Guardando al futuro, oltre alla dimostrata resilienza durante la crisi sanitaria, il mercato obbligazionario cinese potrebbe, a nostro avviso, offrire una buona esposizione alla ripresa. La Cina è stata la prima economia colpita dalla pandemia e la prima a ritornare a crescere: nel secondo trimestre, quando gli Stati Uniti e l’Europa hanno subito una battuta d’arresto, la Cina è cresciuta del 3,2% e gli economisti prevedono un’espansione compresa tra il 5,5 e il 6,0% nel secondo semestre. Il nostro team obbligazionario cinese a Shanghai ritiene che il potenziale di ripresa sia particolarmente forte nel settore immobiliare e quello chimico. Dopo essere crollate del 69% anno su anno a febbraio, le vendite di abitazioni sono tornate in linea con i dati del 2019. Le politiche di governo sono generalmente favorevoli a chi acquista casa e i tassi dei mutui sono in calo. Al contempo, la maggior parte delle società di sviluppo edilizio è riuscita a ridurre il proprio indebitamento durante la crisi e a stabilizzare i bilanci prima dell’inizio della ripresa. Nel settore chimico, il team sta valutando i dati relativi alla filiera produttiva dell’acido tereftalico purificato (PTA) e dei filati totalmente stirati (FDY), tra i principali materiali utilizzati per la produzione di vestiario e mascherine protettive. In Cina è già in atto una ripresa delle vendite di vestiario e prevediamo che negli anni a venire il commercio dei capi di abbigliamento registrerà una crescita costante. Parallelamente, l’eccesso di offerta di PTA sembra essere stato assorbito dall’eccezionale domanda di mascherine. 

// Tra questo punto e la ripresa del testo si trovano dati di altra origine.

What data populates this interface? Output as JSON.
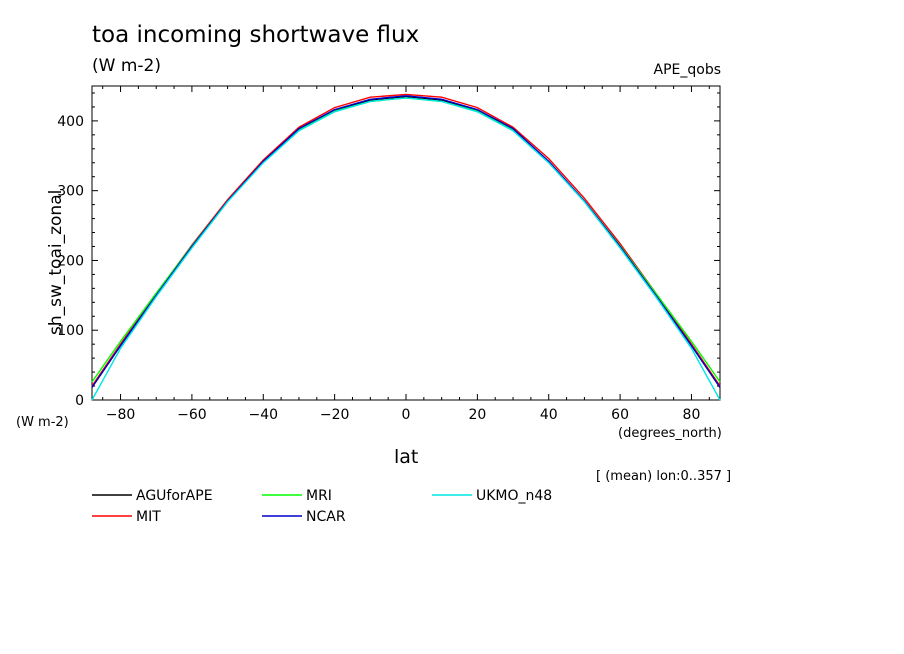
{
  "header": {
    "title": "toa incoming shortwave flux",
    "units": "(W m-2)",
    "dataset": "APE_qobs"
  },
  "footer_note": "[ (mean) lon:0..357 ]",
  "chart_data": {
    "type": "line",
    "title": "toa incoming shortwave flux",
    "subtitle": "(W m-2)",
    "xlabel": "lat",
    "xunits": "(degrees_north)",
    "ylabel": "sh_sw_toai_zonal",
    "yunits": "(W m-2)",
    "xlim": [
      -88,
      88
    ],
    "ylim": [
      0,
      450
    ],
    "xticks": [
      -80,
      -60,
      -40,
      -20,
      0,
      20,
      40,
      60,
      80
    ],
    "yticks": [
      0,
      100,
      200,
      300,
      400
    ],
    "legend_position": "bottom",
    "grid": false,
    "x": [
      -88,
      -80,
      -70,
      -60,
      -50,
      -40,
      -30,
      -20,
      -10,
      0,
      10,
      20,
      30,
      40,
      50,
      60,
      70,
      80,
      88
    ],
    "series": [
      {
        "name": "AGUforAPE",
        "color": "#000000",
        "values": [
          18,
          78,
          150,
          220,
          285,
          342,
          388,
          415,
          430,
          435,
          430,
          415,
          388,
          342,
          285,
          220,
          150,
          78,
          18
        ]
      },
      {
        "name": "MIT",
        "color": "#ff0000",
        "values": [
          20,
          80,
          152,
          222,
          287,
          344,
          391,
          419,
          434,
          438,
          434,
          419,
          391,
          346,
          289,
          224,
          153,
          80,
          20
        ]
      },
      {
        "name": "MRI",
        "color": "#00ff00",
        "values": [
          26,
          84,
          153,
          221,
          285,
          341,
          387,
          414,
          428,
          433,
          428,
          414,
          387,
          341,
          285,
          221,
          153,
          84,
          26
        ]
      },
      {
        "name": "NCAR",
        "color": "#0000cc",
        "values": [
          18,
          78,
          150,
          220,
          285,
          342,
          389,
          416,
          431,
          436,
          431,
          416,
          389,
          342,
          285,
          220,
          150,
          78,
          18
        ]
      },
      {
        "name": "UKMO_n48",
        "color": "#00e5e5",
        "values": [
          0,
          74,
          148,
          218,
          284,
          340,
          386,
          413,
          428,
          433,
          428,
          413,
          386,
          340,
          284,
          218,
          148,
          74,
          0
        ]
      }
    ]
  }
}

Liberalizzazione del mercato 

Questi sono solo due dei temi che abbiamo individuato nel terzo mercato obbligazionario e creditizio mondiale. In un mondo dove i rendimenti sono prossimi allo zero, il debito cresce in maniera esponenziale e i rischi di insolvenza aumentano, riteniamo che il profilo e il potenziale di questo mercato potrebbero sorprendere gli investitori. Infine, come società di investimenti, siamo dell’avviso che la Cina punti davvero alla liberalizzazione del mercato. Ha già compiuto notevoli passi avanti, ma riteniamo probabili ulteriori iniziative volte ad agevolare la partecipazione di banche e gestori patrimoniali esteri e ad aumentare liquidità e trasparenza. L’obiettivo strategico di Pechino, infatti, è di rendere la valuta, i mercati e gli istituti nazionali un’alternativa credibile ai mercati del dollaro, dell’euro e dello yen. Questo è il motivo per cui Neuberger Berman è, storicamente, uno dei primi gestori esteri in Cina: già nel 2017, la nostra società era tra i primi cinque gestori ad avere ottenuto la licenza per costituire una società interamente partecipata con capitali esteri per gestire asset cinesi onshore per clienti cinesi onshore. Può darsi che scalare la Grande Muraglia per raggiungere il mercato obbligazionario onshore cinese si riveli faticoso, ma crediamo che dall’altro lato della barriera ci attendano moltissime opportunità.